(A) Karl Popper argues that all knowledge, including scientific knowledge, is negative. That is, we never know anything to be true, and the aggregation of knowledge proceeds through falsification.

(B) The study of the physical world through science, then, is an endless quest. Science will never reach a conclusion because positive knowledge is unattainable, and though theories may provide better explanations of observed phenomenon they will never be comprehensive across all domains.

(C) In a tautological worldview, an endless quest for knowledge is unnecessary. Tautologies can expand and be revised when new observations disrupt the former order, but in a steady state a tautology need not challenge itself. A comprehensive mythological interpretation of the physical world, for example, can posit satisfactory explanations for all facets of daily life and requires little to no regular modification of the framework.

 

If a tautological framework is simpler and more satisfying than the endless quest of empirical knowledge through falsification, then why do science at all?

 

(D) If we consider a dichotomy between “pure science” (gaining knowledge for its own sake) and “technology” (application of knowledge to solve a problem), then it is the latter that is typically used in justification of scientific research–especially in today’s funding environment. From (B), the pursuit of pure science is an endless quest (an asymptotic search for truth at best). A worldview based entirely upon pure science will always be less complete than a tautological worldview because the theories of pure science are always conjectural. The justification of science as “knowledge for its own sake”, then, is perhaps no more than a quixotic delusion.

(E) The success or value of a scientific theory often seems related to its consequences. Part of the success of Newtonian mechanics was its wide reaching explanatory powers and technological applications. On the other hand, a brilliant theory that arrives fifty years too soon may lay forgotten in wait until the idea eventually becomes pragmatic. Science, it seems, is fundamentally consequentialist.

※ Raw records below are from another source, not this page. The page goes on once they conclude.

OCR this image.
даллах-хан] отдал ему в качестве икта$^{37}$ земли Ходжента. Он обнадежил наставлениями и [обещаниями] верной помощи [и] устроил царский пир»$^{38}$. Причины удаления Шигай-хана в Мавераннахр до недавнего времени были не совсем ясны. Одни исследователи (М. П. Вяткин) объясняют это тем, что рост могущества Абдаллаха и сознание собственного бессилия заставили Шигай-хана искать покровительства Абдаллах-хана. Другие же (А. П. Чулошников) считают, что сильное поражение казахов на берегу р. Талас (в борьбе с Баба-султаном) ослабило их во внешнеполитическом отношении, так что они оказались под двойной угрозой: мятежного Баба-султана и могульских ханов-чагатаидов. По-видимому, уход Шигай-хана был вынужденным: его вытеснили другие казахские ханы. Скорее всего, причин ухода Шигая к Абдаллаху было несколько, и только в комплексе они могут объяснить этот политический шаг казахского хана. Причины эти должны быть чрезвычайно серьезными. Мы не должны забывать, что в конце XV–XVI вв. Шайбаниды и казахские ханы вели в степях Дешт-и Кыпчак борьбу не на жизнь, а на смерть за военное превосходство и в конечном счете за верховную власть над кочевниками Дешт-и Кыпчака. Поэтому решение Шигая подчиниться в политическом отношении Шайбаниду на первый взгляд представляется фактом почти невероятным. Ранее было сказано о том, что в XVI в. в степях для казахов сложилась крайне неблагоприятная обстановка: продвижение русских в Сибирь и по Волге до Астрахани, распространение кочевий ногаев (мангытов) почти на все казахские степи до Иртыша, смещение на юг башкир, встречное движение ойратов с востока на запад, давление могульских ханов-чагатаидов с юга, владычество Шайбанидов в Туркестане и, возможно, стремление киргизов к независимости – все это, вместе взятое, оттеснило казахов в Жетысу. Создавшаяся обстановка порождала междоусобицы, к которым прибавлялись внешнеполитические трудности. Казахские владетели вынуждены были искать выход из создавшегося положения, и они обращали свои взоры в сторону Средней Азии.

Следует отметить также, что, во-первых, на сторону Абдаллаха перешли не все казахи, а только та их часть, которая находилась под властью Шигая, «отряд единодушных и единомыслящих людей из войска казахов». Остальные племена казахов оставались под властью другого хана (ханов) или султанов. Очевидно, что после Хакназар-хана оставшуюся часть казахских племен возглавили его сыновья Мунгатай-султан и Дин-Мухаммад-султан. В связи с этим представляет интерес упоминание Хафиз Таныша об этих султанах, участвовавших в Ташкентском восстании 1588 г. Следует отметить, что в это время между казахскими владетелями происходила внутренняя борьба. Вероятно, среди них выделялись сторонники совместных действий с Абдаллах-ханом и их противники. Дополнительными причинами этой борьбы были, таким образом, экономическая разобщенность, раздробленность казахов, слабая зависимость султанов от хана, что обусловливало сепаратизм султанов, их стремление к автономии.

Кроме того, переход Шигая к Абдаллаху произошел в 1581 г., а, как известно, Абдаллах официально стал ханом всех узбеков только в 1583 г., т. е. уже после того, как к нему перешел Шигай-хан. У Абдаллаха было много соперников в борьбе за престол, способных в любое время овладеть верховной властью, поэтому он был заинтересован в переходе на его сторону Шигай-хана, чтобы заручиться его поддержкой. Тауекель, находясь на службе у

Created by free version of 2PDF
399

(F) If science is consequentialist, then it is primarily technologically driven. Pure science, or the quest for knowledge, is not the driving force of science but instead is a tool for technological development. The quest for knowledge, too, is directed by the consequences: not all knowledge is considered equally valuable, and knowledge that produces results will direct future lines of investigation.

 

If science is technological consequentialism, then is there any reason to be a “pure scientist”, aside from love of the endless quest?